Le capitalisme survivra-t-il à l’effondrement ?

Il est plus facile d’imaginer la fin du monde que la fin du capitalisme, avance malicieusement Slavoj Žižek. On peut en effet se demander si la catastrophe globale qui s’annonce de partout signerait l’arrêt de mort de ce système, lui aussi global. À cause précisément de cet aspect global, on serait tenté de répondre par l’affirmative, mais restons prudents !

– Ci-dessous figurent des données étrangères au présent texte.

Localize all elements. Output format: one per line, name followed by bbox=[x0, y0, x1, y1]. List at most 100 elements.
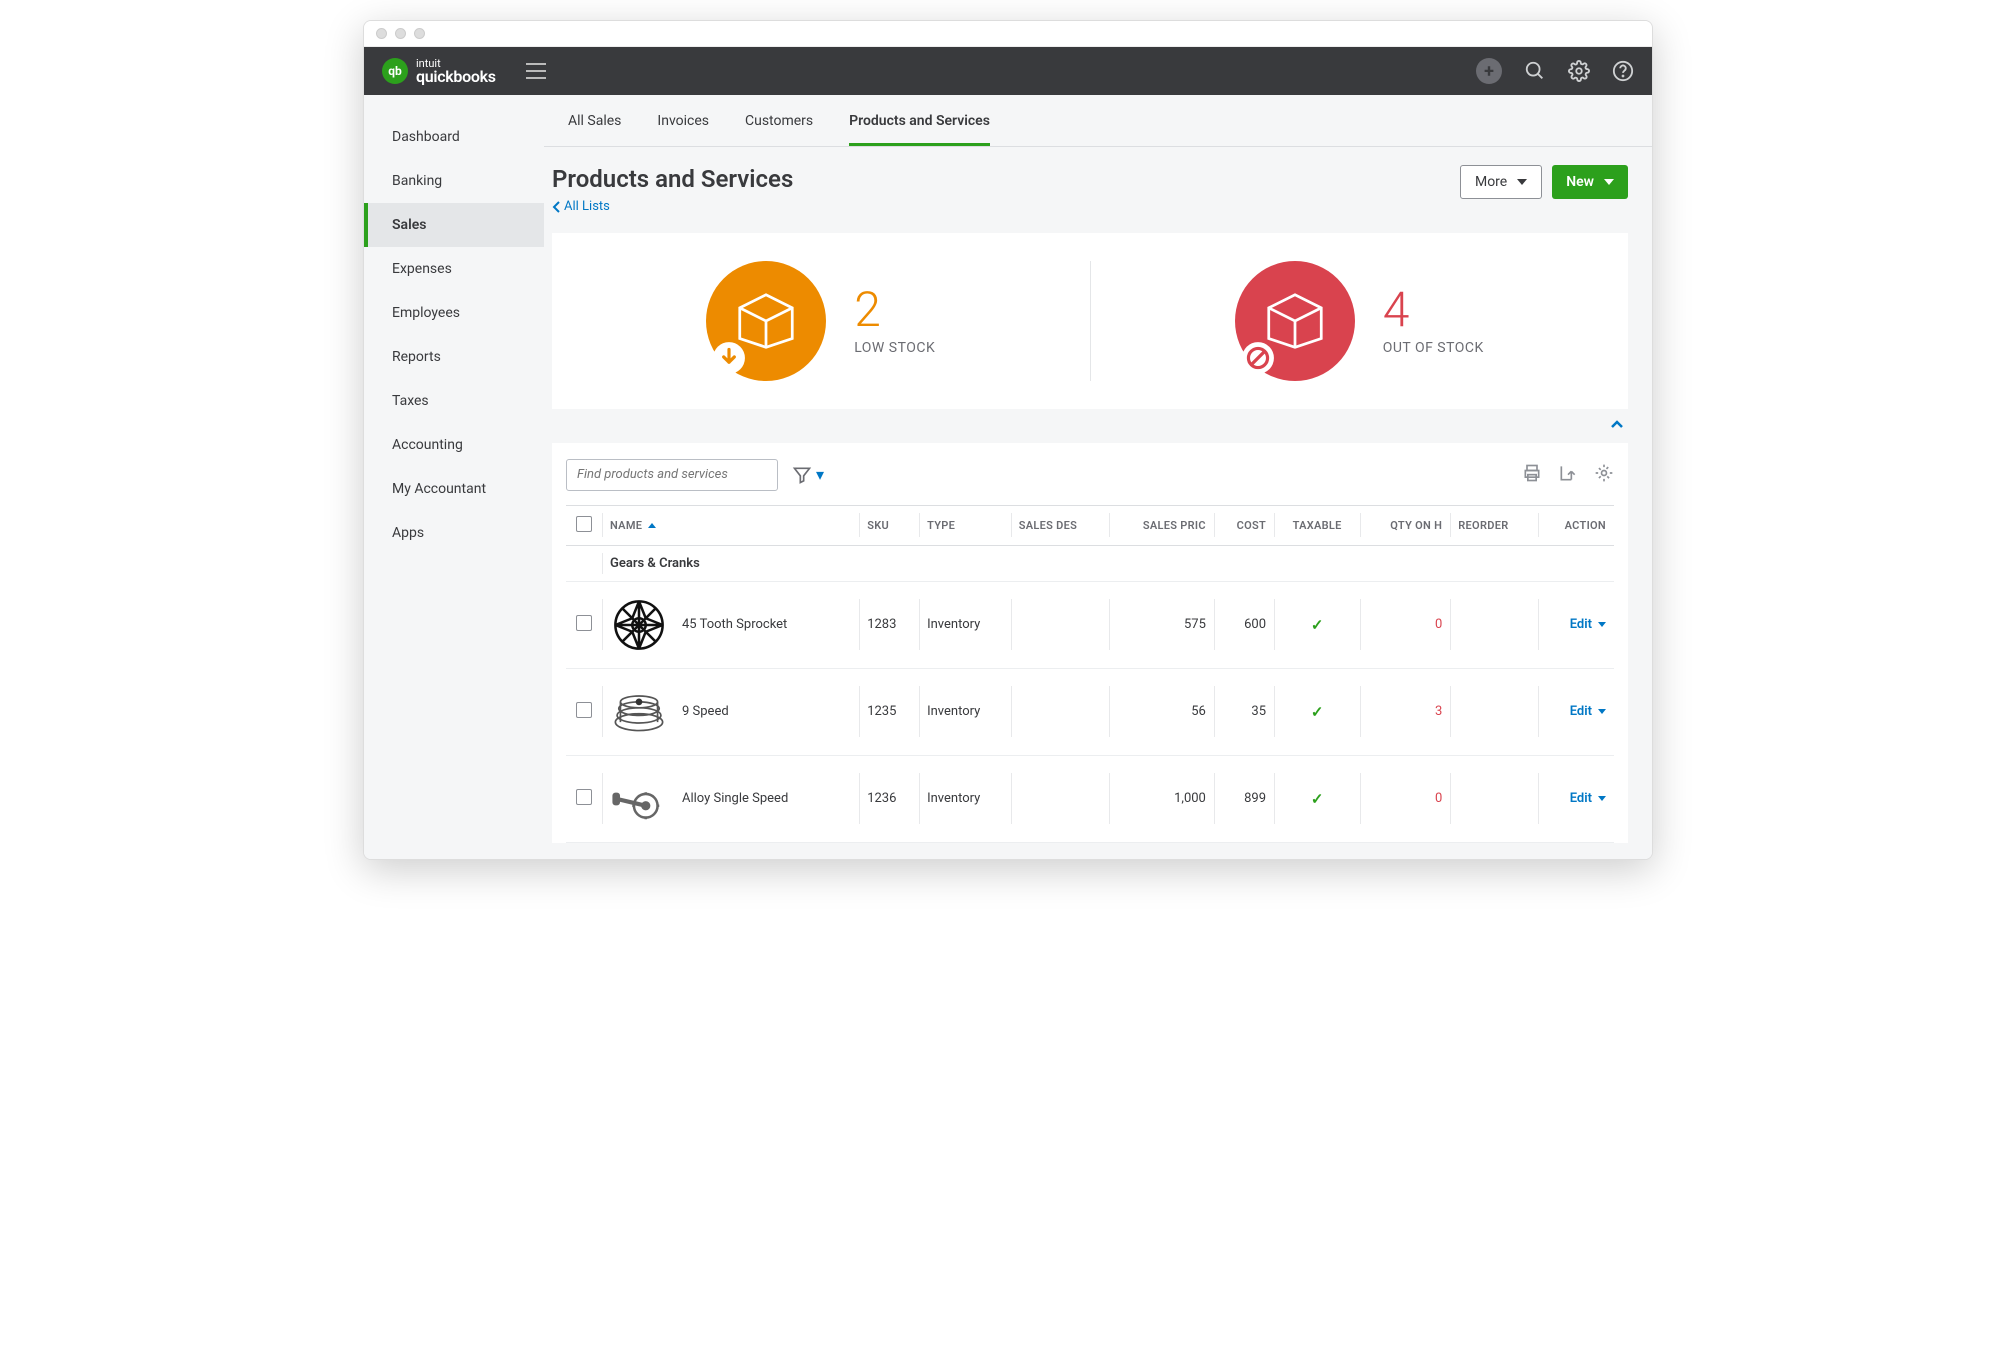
caret-down-icon bbox=[1517, 179, 1527, 185]
table-row: 9 Speed 1235 Inventory 56 35 ✓ 3 Edit bbox=[566, 668, 1614, 755]
sidenav: DashboardBankingSalesExpensesEmployeesRe… bbox=[364, 95, 544, 859]
col-desc[interactable]: SALES DES bbox=[1011, 505, 1110, 545]
cell-desc bbox=[1011, 755, 1110, 842]
sidenav-item-banking[interactable]: Banking bbox=[364, 159, 544, 203]
chevron-left-icon bbox=[552, 201, 560, 213]
col-taxable[interactable]: TAXABLE bbox=[1274, 505, 1360, 545]
checkmark-icon: ✓ bbox=[1311, 703, 1324, 721]
sidenav-item-sales[interactable]: Sales bbox=[364, 203, 544, 247]
cell-desc bbox=[1011, 581, 1110, 668]
page-title: Products and Services bbox=[552, 165, 793, 193]
tabs: All Sales Invoices Customers Products and S… bbox=[544, 95, 1652, 147]
col-reorder[interactable]: REORDER bbox=[1450, 505, 1538, 545]
print-icon[interactable] bbox=[1522, 463, 1542, 487]
sidenav-item-dashboard[interactable]: Dashboard bbox=[364, 115, 544, 159]
low-stock-label: LOW STOCK bbox=[854, 340, 935, 356]
caret-down-icon bbox=[1598, 709, 1606, 714]
logo-badge-icon: qb bbox=[382, 58, 408, 84]
cell-type: Inventory bbox=[919, 581, 1011, 668]
edit-button[interactable]: Edit bbox=[1570, 704, 1606, 719]
cell-qty: 0 bbox=[1360, 581, 1450, 668]
tab-invoices[interactable]: Invoices bbox=[657, 113, 709, 146]
table-row: Alloy Single Speed 1236 Inventory 1,000 … bbox=[566, 755, 1614, 842]
col-type[interactable]: TYPE bbox=[919, 505, 1011, 545]
product-name: 9 Speed bbox=[682, 704, 729, 719]
sidenav-item-employees[interactable]: Employees bbox=[364, 291, 544, 335]
add-button[interactable]: + bbox=[1476, 58, 1502, 84]
traffic-max[interactable] bbox=[414, 28, 425, 39]
hamburger-icon[interactable] bbox=[526, 63, 546, 79]
table-row: 45 Tooth Sprocket 1283 Inventory 575 600… bbox=[566, 581, 1614, 668]
checkmark-icon: ✓ bbox=[1311, 790, 1324, 808]
tab-all-sales[interactable]: All Sales bbox=[568, 113, 621, 146]
col-action[interactable]: ACTION bbox=[1538, 505, 1614, 545]
cell-qty: 0 bbox=[1360, 755, 1450, 842]
gear-icon[interactable] bbox=[1568, 60, 1590, 82]
col-sku[interactable]: SKU bbox=[859, 505, 919, 545]
filter-button[interactable]: ▾ bbox=[792, 465, 824, 485]
sidenav-item-reports[interactable]: Reports bbox=[364, 335, 544, 379]
row-checkbox[interactable] bbox=[576, 702, 592, 718]
cell-qty: 3 bbox=[1360, 668, 1450, 755]
stock-panel: 2 LOW STOCK 4 OUT OF STOCK bbox=[552, 233, 1628, 409]
main-content: All Sales Invoices Customers Products and S… bbox=[544, 95, 1652, 859]
logo[interactable]: qb intuit quickbooks bbox=[382, 58, 496, 85]
cell-reorder bbox=[1450, 755, 1538, 842]
plus-icon: + bbox=[1476, 58, 1502, 84]
row-checkbox[interactable] bbox=[576, 615, 592, 631]
app-window: qb intuit quickbooks + Dashboar bbox=[363, 20, 1653, 860]
low-stock-count: 2 bbox=[854, 286, 935, 334]
sidenav-item-taxes[interactable]: Taxes bbox=[364, 379, 544, 423]
topbar: qb intuit quickbooks + bbox=[364, 47, 1652, 95]
search-icon[interactable] bbox=[1524, 60, 1546, 82]
cell-price: 1,000 bbox=[1109, 755, 1214, 842]
cell-desc bbox=[1011, 668, 1110, 755]
edit-button[interactable]: Edit bbox=[1570, 791, 1606, 806]
col-qty[interactable]: QTY ON H bbox=[1360, 505, 1450, 545]
sidenav-item-apps[interactable]: Apps bbox=[364, 511, 544, 555]
more-button[interactable]: More bbox=[1460, 165, 1542, 199]
cell-reorder bbox=[1450, 581, 1538, 668]
col-name[interactable]: NAME bbox=[602, 505, 859, 545]
product-image bbox=[610, 770, 668, 828]
help-icon[interactable] bbox=[1612, 60, 1634, 82]
mac-titlebar bbox=[364, 21, 1652, 47]
tab-products-and-services[interactable]: Products and Services bbox=[849, 113, 990, 146]
low-stock-icon bbox=[706, 261, 826, 381]
new-button[interactable]: New bbox=[1552, 165, 1628, 199]
sidenav-item-expenses[interactable]: Expenses bbox=[364, 247, 544, 291]
products-table: NAME SKU TYPE SALES DES SALES PRIC COST … bbox=[566, 505, 1614, 843]
sidenav-item-my-accountant[interactable]: My Accountant bbox=[364, 467, 544, 511]
cell-price: 56 bbox=[1109, 668, 1214, 755]
cell-cost: 899 bbox=[1214, 755, 1274, 842]
products-table-panel: ▾ NAME SKU TYPE bbox=[552, 443, 1628, 843]
tab-customers[interactable]: Customers bbox=[745, 113, 813, 146]
product-image bbox=[610, 596, 668, 654]
col-cost[interactable]: COST bbox=[1214, 505, 1274, 545]
export-icon[interactable] bbox=[1558, 463, 1578, 487]
group-label: Gears & Cranks bbox=[602, 545, 1614, 581]
cell-price: 575 bbox=[1109, 581, 1214, 668]
edit-button[interactable]: Edit bbox=[1570, 617, 1606, 632]
caret-down-icon: ▾ bbox=[816, 465, 824, 484]
collapse-panel-icon[interactable] bbox=[1610, 417, 1624, 433]
traffic-close[interactable] bbox=[376, 28, 387, 39]
search-input[interactable] bbox=[566, 459, 778, 491]
cell-sku: 1236 bbox=[859, 755, 919, 842]
out-of-stock-count: 4 bbox=[1383, 286, 1484, 334]
group-row: Gears & Cranks bbox=[566, 545, 1614, 581]
out-of-stock-tile[interactable]: 4 OUT OF STOCK bbox=[1090, 261, 1629, 381]
select-all-checkbox[interactable] bbox=[576, 516, 592, 532]
cell-type: Inventory bbox=[919, 755, 1011, 842]
cell-sku: 1235 bbox=[859, 668, 919, 755]
low-stock-tile[interactable]: 2 LOW STOCK bbox=[552, 261, 1090, 381]
back-link[interactable]: All Lists bbox=[552, 199, 610, 214]
col-price[interactable]: SALES PRIC bbox=[1109, 505, 1214, 545]
cell-sku: 1283 bbox=[859, 581, 919, 668]
table-settings-icon[interactable] bbox=[1594, 463, 1614, 487]
row-checkbox[interactable] bbox=[576, 789, 592, 805]
traffic-min[interactable] bbox=[395, 28, 406, 39]
sidenav-item-accounting[interactable]: Accounting bbox=[364, 423, 544, 467]
cell-cost: 35 bbox=[1214, 668, 1274, 755]
out-of-stock-icon bbox=[1235, 261, 1355, 381]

Si l’on caractérise largement le capitalisme comme l’habitude immémoriale de dominer ses semblables de diverses manières, alors un monde à la Mad Max, où des mafias auraient remplacé l’autorité des États, serait à fois post-apocalyptique et capitaliste à sa manière. Mais il y aurait là abus de sens. Resserrons et historicisons la définition. Depuis le XIXème siècle, le développement du capitalisme s’appuie sur un macro-système technique et industriel – créé lui-même par les investissements capitalistes, en un processus de renforcement mutuel – et sur l’État. Aujourd’hui, la fuite en avant dans la technoscience, civile et militaire, et dans la cybernétique (devenue numérique) est le principal moyen, mais pas le seul (1), qu’ont trouvé les dominants pour poursuivre l’accumulation de valeur. On peut dès lors parler de techno-capitalisme, mais un techno-capitalisme qui n’empêcherait toutefois pas de faire ressurgir des formes d’exploitation du passé, néo-esclavage, néo-servage et prolétarisations de toutes sortes, comme du côté de Foxconn et Dubaï.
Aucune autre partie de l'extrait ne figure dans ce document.